Дело в том, что Индира не писала растиражированные места; большинство изображенных ею пейзажей и вовсе не были написаны раньше. Их могли узнать и безошибочно узнавали только те, кто родился в тех краях или бывал там.
Безымянные поля бесконечной казахской шири. Она ездила в Восточный Казахстан несколько лет подряд и писала семипалатинскую природу, природу, совершенно отличную от алматинской, непривычную ее алматинскому зрителю. Песок и охра, грозовое небо на закате. Но ее поля не были провинцией и не были забытыми Богом – они существовали вне понятия центра и периферии. И наконец, тогда же Индира начала балетную серию, которую продолжит на третьей из основных и на данный момент последней выставке 2017-го. Блеск и дрожание балетных пачек, оттенки голубого, сценический свет.
Другими словами, знатоки казахской живописи запомнили реальную, земную красоту ее картин – тех, в которые можно шагнуть, тех, где можно остаться. Но так было не всегда. Выбор земного и реалистичного в творчестве Индиры – результат ее классического образования. Это живопись высокой культуры и высокого класса при аутентичном Индирином взгляде на вещи; неоспоримая, явная красота.
Зритель закономерно ожидал, что она продолжит работать в этом же стиле – скорее, не возникало сомнения, что столь отточенный стиль продолжится. Однако до знакомства с классической школой рисунки Индиры были фантастическими, многофигурными – и именно такой мир она создает сейчас. Именно такой мир ей интересен.
Исследование этого волшебного, мерцающего мира стоит начать с самого главного образа – морского конька. Он движется, странный и изумительный, воплощенное волшебство, и его нежно обнимает сутулая девочка. Их движение похоже на дрейф, но они плывут в небесах к мечте. Одна и та же модель двоится и повторяется на каждой работе с коньками, мечтательная и отрешенная. Ее поза расслаблена, мышцы не очерчены. Она смотрит на зрителя, но дистанцирована от него; она вещь в себе.

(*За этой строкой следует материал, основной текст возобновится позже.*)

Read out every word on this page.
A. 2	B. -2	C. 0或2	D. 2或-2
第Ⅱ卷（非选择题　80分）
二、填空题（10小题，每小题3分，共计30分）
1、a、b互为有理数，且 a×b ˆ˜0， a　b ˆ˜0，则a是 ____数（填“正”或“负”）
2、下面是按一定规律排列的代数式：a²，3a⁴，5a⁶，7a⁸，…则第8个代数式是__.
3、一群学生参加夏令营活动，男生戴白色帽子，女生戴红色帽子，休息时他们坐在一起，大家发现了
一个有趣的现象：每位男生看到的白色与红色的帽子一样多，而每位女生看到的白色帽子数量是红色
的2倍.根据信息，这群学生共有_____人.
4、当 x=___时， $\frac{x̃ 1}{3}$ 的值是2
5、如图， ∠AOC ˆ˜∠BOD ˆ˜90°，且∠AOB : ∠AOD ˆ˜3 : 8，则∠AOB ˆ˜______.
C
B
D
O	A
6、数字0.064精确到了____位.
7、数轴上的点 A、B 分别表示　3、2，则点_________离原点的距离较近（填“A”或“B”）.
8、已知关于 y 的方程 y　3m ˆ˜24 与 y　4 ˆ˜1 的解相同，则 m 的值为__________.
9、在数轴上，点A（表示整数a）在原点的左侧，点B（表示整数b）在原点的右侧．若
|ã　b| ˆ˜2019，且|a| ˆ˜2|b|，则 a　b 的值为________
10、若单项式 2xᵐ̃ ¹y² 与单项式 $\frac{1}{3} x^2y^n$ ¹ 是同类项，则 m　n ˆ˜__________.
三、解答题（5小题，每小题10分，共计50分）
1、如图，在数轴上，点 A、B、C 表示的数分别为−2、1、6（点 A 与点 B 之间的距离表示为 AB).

На ней жесткая белая фреза, она медленно, почти вертикально летит в праздничном рассвете, и богатый желтый, большеглазые, костистые морские коньки, ее уязвимая поза создают смутное ощущение тревоги. Если перевести взгляд на серию черных картин, этой тревоге находится объяснение: ни девочка, ни конек не живут в утопии.
Это разные части одной реальности: чудовища, пожирающие друг друга в ночном небе, и возвышенный, почти неуязвимый морской конек. В этих работах нет нарочитой сексуальности, однако они подспудно эротичны: и объятия девочек с коньками, и полуархары-полуящеры.
Анималистический символизм ценен своей емкостью: определенные качества закреплены в сознании за определенным животным, и потому посыл считывается нами мгновенно, даже если мы не сразу отдаем себе в этом отчет. Символизм может раздражать, когда он строится только на суеверии: павлины к богатству! И может быть, без Джорджа Мартина и его «Песни льда и пламени» мы бы не поняли гениальности средневековой геральдики, но, к счастью, Мартин появился в нашей жизни и открыл нам глаза.
На Индиру повлиял период, настолько отдаленный от настоящего времени, что ее живопись совершенно лишена ностальгии. Почему она перестала писать городской пейзаж? Мне кажется, потому что сама идея городского пейзажа имеет ностальгическое свойство, а Индира сознательно избегает ее. При этом она пишет «Облака» – небо над Алматой.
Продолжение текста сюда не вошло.